AgentSkillsCN

ML Experiment Tracking

以可复现的参数与度量指标,记录并追踪机器学习实验过程。

SKILL.md
--- frontmatter
name: ML Experiment Tracking
description: Track machine learning experiments with reproducible parameters and metrics
category: ml
version: 1.0.0
triggers:
  - model-training
  - experiment-run
  - hyperparameter-search
globs: "**/models/**,**/experiments/**,**/ml/**"

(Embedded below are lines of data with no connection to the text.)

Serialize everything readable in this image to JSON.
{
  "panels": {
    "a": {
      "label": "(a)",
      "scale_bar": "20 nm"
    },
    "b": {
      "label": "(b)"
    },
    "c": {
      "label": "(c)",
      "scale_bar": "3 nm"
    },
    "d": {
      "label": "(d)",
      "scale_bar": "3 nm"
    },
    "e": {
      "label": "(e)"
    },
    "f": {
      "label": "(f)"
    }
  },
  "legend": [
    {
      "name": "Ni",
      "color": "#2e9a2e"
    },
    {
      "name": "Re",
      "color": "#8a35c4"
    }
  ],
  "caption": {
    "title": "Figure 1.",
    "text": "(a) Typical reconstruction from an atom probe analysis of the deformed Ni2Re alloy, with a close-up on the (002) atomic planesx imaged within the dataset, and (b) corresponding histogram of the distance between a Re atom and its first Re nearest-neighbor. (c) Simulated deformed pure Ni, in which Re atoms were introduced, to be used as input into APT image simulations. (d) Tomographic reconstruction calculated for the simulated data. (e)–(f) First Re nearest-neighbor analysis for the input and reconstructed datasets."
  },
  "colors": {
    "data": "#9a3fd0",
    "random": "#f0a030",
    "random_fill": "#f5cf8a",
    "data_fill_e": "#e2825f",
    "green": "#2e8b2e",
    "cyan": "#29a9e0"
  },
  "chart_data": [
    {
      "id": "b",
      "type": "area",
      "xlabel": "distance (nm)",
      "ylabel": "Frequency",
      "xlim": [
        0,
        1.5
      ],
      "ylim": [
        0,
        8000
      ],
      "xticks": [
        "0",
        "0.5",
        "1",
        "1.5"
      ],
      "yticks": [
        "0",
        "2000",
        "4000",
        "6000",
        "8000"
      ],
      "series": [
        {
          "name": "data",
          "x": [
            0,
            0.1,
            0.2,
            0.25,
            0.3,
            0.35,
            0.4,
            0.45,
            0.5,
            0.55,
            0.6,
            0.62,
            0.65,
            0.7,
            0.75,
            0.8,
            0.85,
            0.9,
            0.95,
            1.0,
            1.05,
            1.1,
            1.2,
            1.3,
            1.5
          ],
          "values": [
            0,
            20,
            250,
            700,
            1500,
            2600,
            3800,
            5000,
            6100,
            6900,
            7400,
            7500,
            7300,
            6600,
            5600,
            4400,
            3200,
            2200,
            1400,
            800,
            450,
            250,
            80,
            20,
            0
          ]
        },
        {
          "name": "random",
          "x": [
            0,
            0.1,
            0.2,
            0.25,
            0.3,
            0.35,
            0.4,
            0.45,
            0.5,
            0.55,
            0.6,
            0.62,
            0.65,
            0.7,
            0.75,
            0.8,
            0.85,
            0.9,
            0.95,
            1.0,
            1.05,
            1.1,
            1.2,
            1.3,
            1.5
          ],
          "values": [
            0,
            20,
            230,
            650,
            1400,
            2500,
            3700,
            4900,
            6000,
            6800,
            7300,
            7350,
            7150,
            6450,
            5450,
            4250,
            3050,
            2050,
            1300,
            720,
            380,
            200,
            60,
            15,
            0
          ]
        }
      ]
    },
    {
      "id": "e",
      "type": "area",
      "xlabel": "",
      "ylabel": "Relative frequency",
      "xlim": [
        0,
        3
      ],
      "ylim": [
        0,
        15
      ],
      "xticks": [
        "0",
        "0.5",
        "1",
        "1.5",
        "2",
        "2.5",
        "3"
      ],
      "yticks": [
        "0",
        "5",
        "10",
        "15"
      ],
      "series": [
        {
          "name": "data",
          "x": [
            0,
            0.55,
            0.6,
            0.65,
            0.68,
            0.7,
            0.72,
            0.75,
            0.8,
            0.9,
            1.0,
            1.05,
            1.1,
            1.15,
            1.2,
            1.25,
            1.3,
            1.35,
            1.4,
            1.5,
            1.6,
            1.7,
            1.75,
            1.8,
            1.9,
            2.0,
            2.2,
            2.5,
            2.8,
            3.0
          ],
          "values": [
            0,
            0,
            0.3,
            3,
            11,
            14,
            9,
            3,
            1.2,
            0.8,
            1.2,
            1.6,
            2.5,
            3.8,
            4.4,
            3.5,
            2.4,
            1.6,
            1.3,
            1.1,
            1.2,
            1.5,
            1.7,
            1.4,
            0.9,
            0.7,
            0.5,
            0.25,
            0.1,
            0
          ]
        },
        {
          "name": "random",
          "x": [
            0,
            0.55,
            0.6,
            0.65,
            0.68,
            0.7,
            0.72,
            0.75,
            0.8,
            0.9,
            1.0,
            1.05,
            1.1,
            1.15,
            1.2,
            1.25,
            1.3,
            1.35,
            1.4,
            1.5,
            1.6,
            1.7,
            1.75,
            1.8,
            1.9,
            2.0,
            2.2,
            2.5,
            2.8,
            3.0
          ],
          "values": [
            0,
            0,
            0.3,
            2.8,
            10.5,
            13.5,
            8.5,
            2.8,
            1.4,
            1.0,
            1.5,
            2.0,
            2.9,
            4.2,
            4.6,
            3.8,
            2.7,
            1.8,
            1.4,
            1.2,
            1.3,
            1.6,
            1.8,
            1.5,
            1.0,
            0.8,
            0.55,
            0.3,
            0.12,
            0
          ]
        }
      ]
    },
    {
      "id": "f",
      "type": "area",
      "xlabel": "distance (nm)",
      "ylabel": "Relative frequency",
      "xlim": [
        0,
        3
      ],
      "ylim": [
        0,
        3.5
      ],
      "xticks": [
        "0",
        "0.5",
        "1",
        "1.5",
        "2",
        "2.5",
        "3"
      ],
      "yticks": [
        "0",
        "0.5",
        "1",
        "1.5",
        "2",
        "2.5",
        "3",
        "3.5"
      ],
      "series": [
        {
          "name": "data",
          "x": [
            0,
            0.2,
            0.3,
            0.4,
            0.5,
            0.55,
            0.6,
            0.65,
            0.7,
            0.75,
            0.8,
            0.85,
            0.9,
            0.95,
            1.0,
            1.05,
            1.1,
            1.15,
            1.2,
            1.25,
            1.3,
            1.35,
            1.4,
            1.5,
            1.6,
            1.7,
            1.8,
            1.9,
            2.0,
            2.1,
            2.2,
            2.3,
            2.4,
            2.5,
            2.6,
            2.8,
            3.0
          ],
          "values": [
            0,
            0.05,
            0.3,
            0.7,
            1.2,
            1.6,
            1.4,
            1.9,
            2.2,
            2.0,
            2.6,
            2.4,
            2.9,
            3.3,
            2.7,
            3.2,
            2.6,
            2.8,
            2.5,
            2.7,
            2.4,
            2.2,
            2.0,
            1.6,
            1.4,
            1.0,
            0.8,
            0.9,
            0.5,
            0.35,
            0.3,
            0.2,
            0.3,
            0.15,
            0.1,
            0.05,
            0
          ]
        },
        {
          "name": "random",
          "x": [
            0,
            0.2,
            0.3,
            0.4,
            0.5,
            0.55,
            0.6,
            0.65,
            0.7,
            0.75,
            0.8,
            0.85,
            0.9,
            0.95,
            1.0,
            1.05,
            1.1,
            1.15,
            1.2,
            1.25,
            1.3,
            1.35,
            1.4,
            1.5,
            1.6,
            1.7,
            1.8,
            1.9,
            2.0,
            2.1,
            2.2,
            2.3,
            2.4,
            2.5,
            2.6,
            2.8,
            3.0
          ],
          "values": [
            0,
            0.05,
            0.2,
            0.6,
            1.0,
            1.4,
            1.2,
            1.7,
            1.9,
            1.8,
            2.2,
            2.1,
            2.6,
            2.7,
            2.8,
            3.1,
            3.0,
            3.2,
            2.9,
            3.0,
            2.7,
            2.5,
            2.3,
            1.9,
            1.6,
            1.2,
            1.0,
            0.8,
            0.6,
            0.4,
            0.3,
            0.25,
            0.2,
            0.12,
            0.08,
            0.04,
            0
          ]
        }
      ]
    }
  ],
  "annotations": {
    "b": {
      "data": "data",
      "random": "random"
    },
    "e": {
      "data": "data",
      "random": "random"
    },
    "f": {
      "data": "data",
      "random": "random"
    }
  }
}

ML Experiment Tracking Skill

Track machine learning experiments with reproducible parameters and metrics.

Trigger Conditions

  • Model configuration changes or hyperparameter updates
  • New experiment run initiated
  • User invokes with "track experiment" or "compare models"

Input Contract

  • Required: Experiment parameters (model, hyperparameters, data)
  • Required: Evaluation metrics
  • Optional: Baseline comparison, hypothesis

Output Contract

  • Experiment log entry with full reproducibility info
  • Comparison table against baseline/prior runs
  • Recommendation on whether to promote or iterate

Tool Permissions

  • Read: Model configs, training data metadata, metric logs
  • Write: Experiment logs, comparison reports
  • Execute: Metric collection commands

Execution Steps

  1. Record experiment hypothesis and parameters
  2. Capture environment (dependencies, data version, code commit)
  3. Execute or observe training run
  4. Collect metrics and artifacts
  5. Compare against baseline and prior experiments
  6. Recommend: promote, iterate, or abandon

Success Criteria

  • Experiment is fully reproducible from logged parameters
  • Metrics compared against baseline
  • Clear recommendation with rationale

Escalation Rules

  • Escalate if model performance degrades vs. baseline
  • Escalate if data drift detected in training set
  • Escalate if experiment requires new infrastructure

Example Invocations

Input: "Compare the BERT-base and DistilBERT models for our classification task"

Output: Experiment log: BERT-base (F1: 0.92, latency: 45ms, size: 440MB) vs DistilBERT (F1: 0.89, latency: 12ms, size: 260MB). Recommendation: DistilBERT for production (3% F1 trade-off for 73% latency improvement). Promote to staging for A/B test.